Ratsmehrheit für einen Netto-Markt

Bei drei Gegenstimmen spricht sich der Gottenheimer Gemeinderat für die Ansiedlung eines Discount-Marktes am Hinteren Berg aus.

  1. Auf diesem Gelände bei Gottenheim soll ein Netto-Einkaufsmarkt gebaut werden. Foto: manfred frietsch

GOTTENHEIM. Mit zehn Ja- bei drei Neinstimmen entschied sich der Gottenheimer Gemeinderat am Montagabend für den Bau eines Supermarktes am Ortsausgang Richtung Bötzingen. Mit dem gleichen Stimmenverhältnis wurde auch der Aufstellungsbeschluss für den Bebauungsplan gefasst.

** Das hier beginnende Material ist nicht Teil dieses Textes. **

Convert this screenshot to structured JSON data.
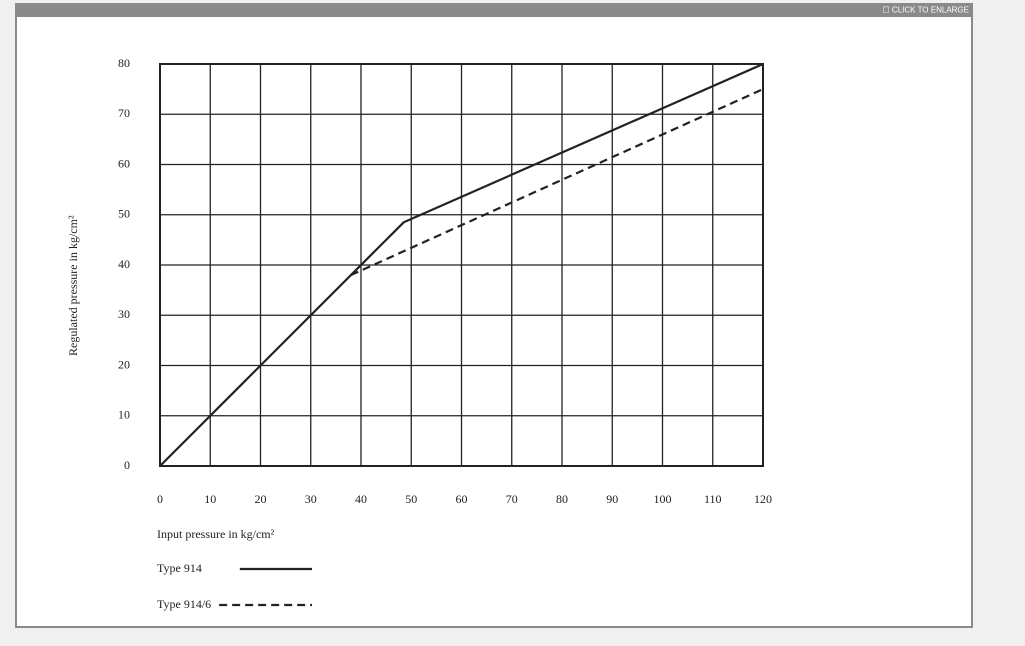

Schon lange beschäftigen sich in Gottenheim Verwaltung und Gemeinderat mit einer Marktansiedlung. Bürgermeister Volker Kieber erwähnte das erfolgreiche Zielabweichungsverfahren beim Regionalverband – die vorgesehene Fläche von etwa 4900 Quadratmetern, die künftig "Sondergebiet Einzelhandel Hinterer Berg" heißen wird, liegt im Regionalen Grünzug – und eine überwiegende Zustimmung in einer Bürgerversammlung vor wenigen Wochen. Darum sei jetzt der Zeitpunkt für eine Grundsatzentscheidung im Gemeinderat gekommen. Es sei schwierig gewesen, in einer so kleinen Gemeinde einen Investor für einen Supermarkt zu finden. Doch mit der in Süddeutschland expandierenden Firma "Netto Marken Discount" habe man nun einen interessierten Betreiber gefunden.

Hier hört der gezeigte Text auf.